Globale Erwärmung: Sommerloch dieses Jahr schon Mitte März!

Die Nach­richt des Tages ent­neh­men wir der Net­zei­tung. Wie auch schon vor fast vier Wochen, so stammt die Mel­dung auch dies­mal wie­der aus Nie­der­sach­sen. Die dor­ti­ge Land­tags­frak­ti­on der SPD hat näm­lich lan­ge dar­über gegrü­belt, was eigent­lich noch nicht zum The­ma Kin­der­be­treu­ung, Kli­ma­schutz und Ter­ror­dro­hun­gen gesagt wor­den ist. Jetzt ist sie zu einem Ergeb­nis gekom­men, das vie­le über­ra­schen dürf­te: Sie for­dert die Aberken­nung der deut­schen Staats­bür­ger­schaft für Adolf Hit­ler.
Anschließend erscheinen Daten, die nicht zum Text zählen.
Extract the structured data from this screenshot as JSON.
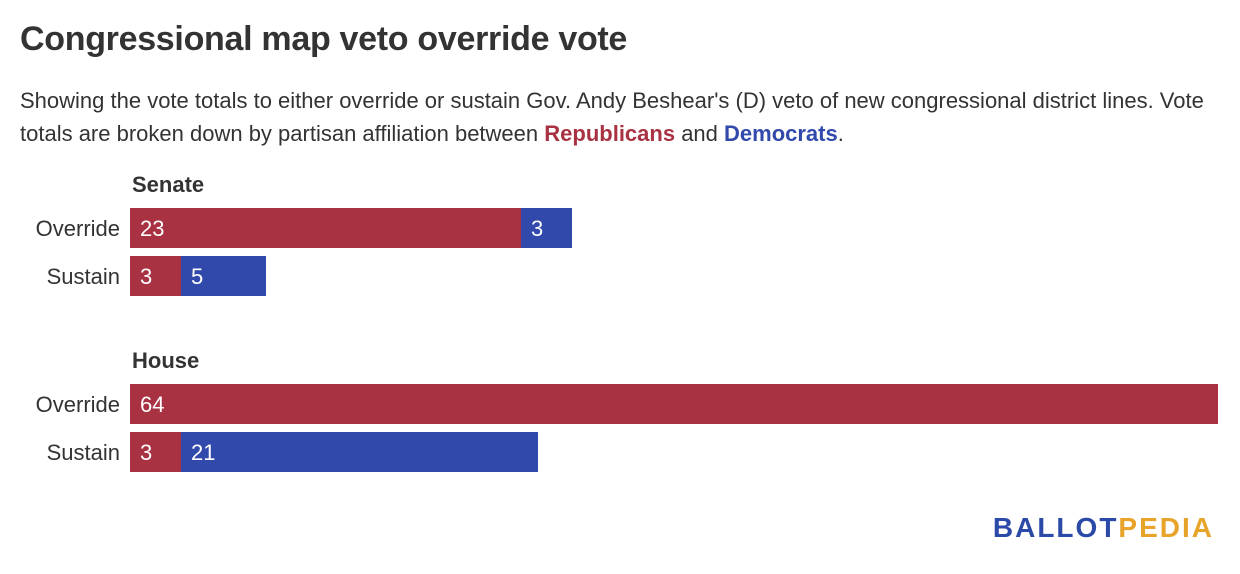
{
  "header": {
    "title": "Congressional map veto override vote",
    "subtitle_pre": "Showing the vote totals to either override or sustain Gov. Andy Beshear's (D) veto of new congressional district lines. Vote totals are broken down by partisan affiliation between ",
    "subtitle_rep": "Republicans",
    "subtitle_mid": " and ",
    "subtitle_dem": "Democrats",
    "subtitle_post": "."
  },
  "colors": {
    "republican": "#a83242",
    "democrat": "#3249ac",
    "text": "#333333"
  },
  "logo": {
    "part1": "BALLOT",
    "part2": "PEDIA"
  },
  "chart_data": {
    "type": "bar",
    "orientation": "horizontal",
    "stacked": true,
    "xlim": [
      0,
      64
    ],
    "legend": "none",
    "grid": false,
    "groups": [
      {
        "title": "Senate",
        "categories": [
          "Override",
          "Sustain"
        ],
        "series": [
          {
            "name": "Republicans",
            "values": [
              23,
              3
            ]
          },
          {
            "name": "Democrats",
            "values": [
              3,
              5
            ]
          }
        ]
      },
      {
        "title": "House",
        "categories": [
          "Override",
          "Sustain"
        ],
        "series": [
          {
            "name": "Republicans",
            "values": [
              64,
              3
            ]
          },
          {
            "name": "Democrats",
            "values": [
              0,
              21
            ]
          }
        ]
      }
    ]
  }
}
Und nur, um sicher zu gehen, dass ich selbst ver­ste­he, was ich da gera­de getippt habe: Da stellt sich an einem für Spä­ße und Strei­che gänz­lich unver­däch­ti­gen Ter­min eine SPD-Land­tags­ab­ge­ord­ne­te hin und for­dert, einem vor über sech­zig Jah­ren ver­stor­be­nem Dik­ta­tor, der kurz vor sei­ner Wahl zum deut­schen Reichs­kanz­ler 1932 vom Land Braun­schweig die deut­sche Staats­bür­ger­schaft erhal­ten hat­te, die­se nun wie­der zu ent­zie­hen, was ers­tens gegen Arti­kel 16 des Grund­ge­set­zes ver­sto­ßen wür­de und zwei­tens bei Toten sowie­so nicht mög­lich ist? Was sagen denn die Öster­rei­cher dazu?